Szczęśliwa trzynastka. Julita Izabela Zaprucka laureatką Nagrody Kulturalnej Śląska
Jak długo kieruje Pani jagniątkowskim muzeum?
W tym roku mija 13 lat.
Szczęśliwa dla Pani ta trzynastka?
Tak, bardzo. Nagrodę tę traktuję jako uznanie dla mojej pracy w muzeum. To, co prawda, nie pierwsze wyróżnienie, ale z pewnością najważniejsze. Wielka satysfakcja, że muzeum jest postrzegane dziś jako prestiżowa instytucja kultury o międzynarodowym zasięgu. Starałam się przez lata promować to miejsce jako ważne centrum dialogu kultur.
Z bardzo dobrym skutkiem, wszędzie docenianym i nagradzanym przez lata. Podobno, jak się Pani uparła, to pojechała do samego Güntera Grassa?
Tak, do Lubeki. Poprzedzone to było długoletnimi zabiegami. Chciałam pokazać w Polsce innego, nieznanego szerzej Grassa. Jako artystę znakomitych grafik. W rozmowie okazało się, że Grass wiele lat temu był już w willi „Łąkowy Kamień”. Ściągnęłam te grafiki do nas, zorganizowałam konferencję poświęconą jemu, pokazałam sfilmowane jego dzieła. Ale ten inny twórczo Grass był dla wielu niespodzianką.
Do Jagniątkowa przyjeżdżał także Tadeusz Różewicz.
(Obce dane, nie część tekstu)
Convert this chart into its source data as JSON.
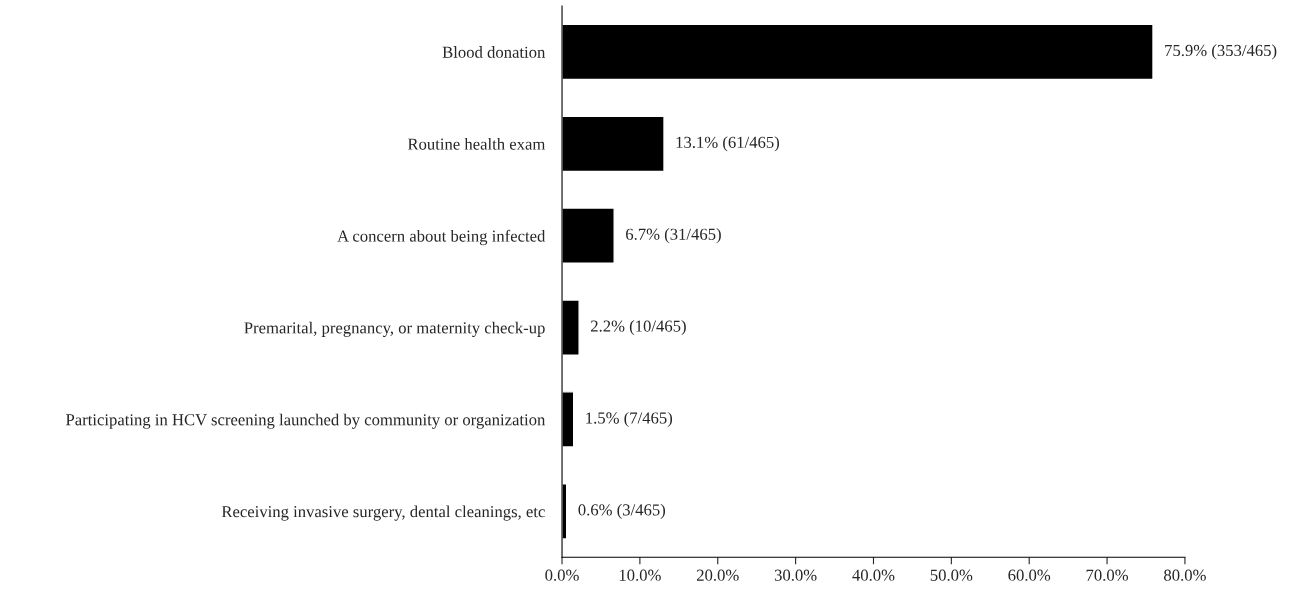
{
  "chart_data": {
    "type": "bar",
    "orientation": "horizontal",
    "categories": [
      "Blood donation",
      "Routine health exam",
      "A concern about being infected",
      "Premarital, pregnancy, or maternity check-up",
      "Participating in HCV screening launched by community or organization",
      "Receiving invasive surgery, dental cleanings, etc"
    ],
    "values": [
      75.9,
      13.1,
      6.7,
      2.2,
      1.5,
      0.6
    ],
    "value_labels": [
      "75.9% (353/465)",
      "13.1% (61/465)",
      "6.7% (31/465)",
      "2.2% (10/465)",
      "1.5% (7/465)",
      "0.6% (3/465)"
    ],
    "color": "#000000",
    "xlim": [
      0,
      80
    ],
    "xticks": [
      {
        "value": 0,
        "label": "0.0%"
      },
      {
        "value": 10,
        "label": "10.0%"
      },
      {
        "value": 20,
        "label": "20.0%"
      },
      {
        "value": 30,
        "label": "30.0%"
      },
      {
        "value": 40,
        "label": "40.0%"
      },
      {
        "value": 50,
        "label": "50.0%"
      },
      {
        "value": 60,
        "label": "60.0%"
      },
      {
        "value": 70,
        "label": "70.0%"
      },
      {
        "value": 80,
        "label": "80.0%"
      }
    ],
    "grid": false,
    "legend": false
  }
}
Należał do grona bliskich przyjaciół naszego Domu. W naszej księdze gości zapisał: tu kultura polska i niemiecka podały sobie ręce.
To ważne słowa.
Tak, dumna jestem z tego wpisu. Choć zawsze do nas przyjeżdżał incognito, nie lubił blasku fleszy i dziennikarskiego zainteresowania swoją osobą. Bywał po kilka dni, regularnie. Wiem, że nawet tu tworzył. Ja starałam się zapewnić mu dyskrecję podczas pobytu.
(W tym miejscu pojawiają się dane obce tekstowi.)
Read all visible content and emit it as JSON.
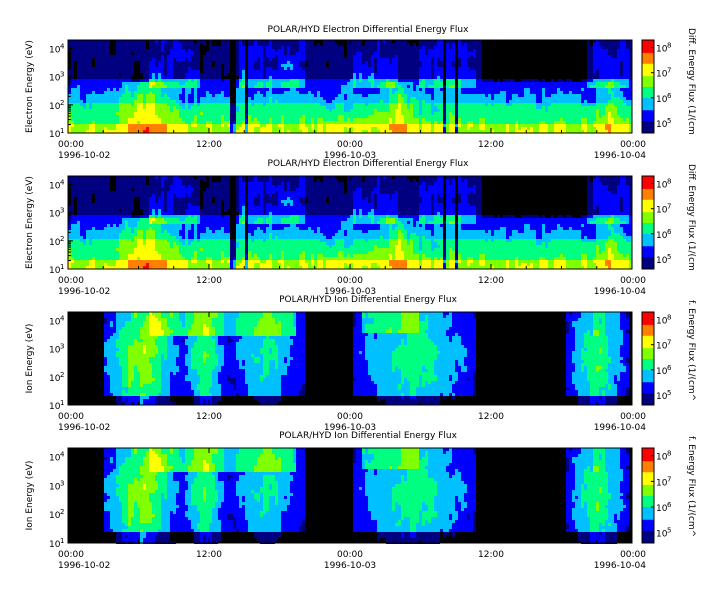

Sporo dzieje się w Jagniątkowie.
Staram się, by spotykali się tu ludzie kultury, twórcy różnych dziedzin, nie tylko literaci. Dbam, by tu było miejsce spotkań Polaków i Niemców, Europejczyków. Prawdziwe miejsce dialogu międzykulturowego. Udaje się, zaś Hauptmann jest tu tylko symbolem, zespalającym ten dialog. Naszą ofertę kulturalną staramy się kierować do różnych odbiorców.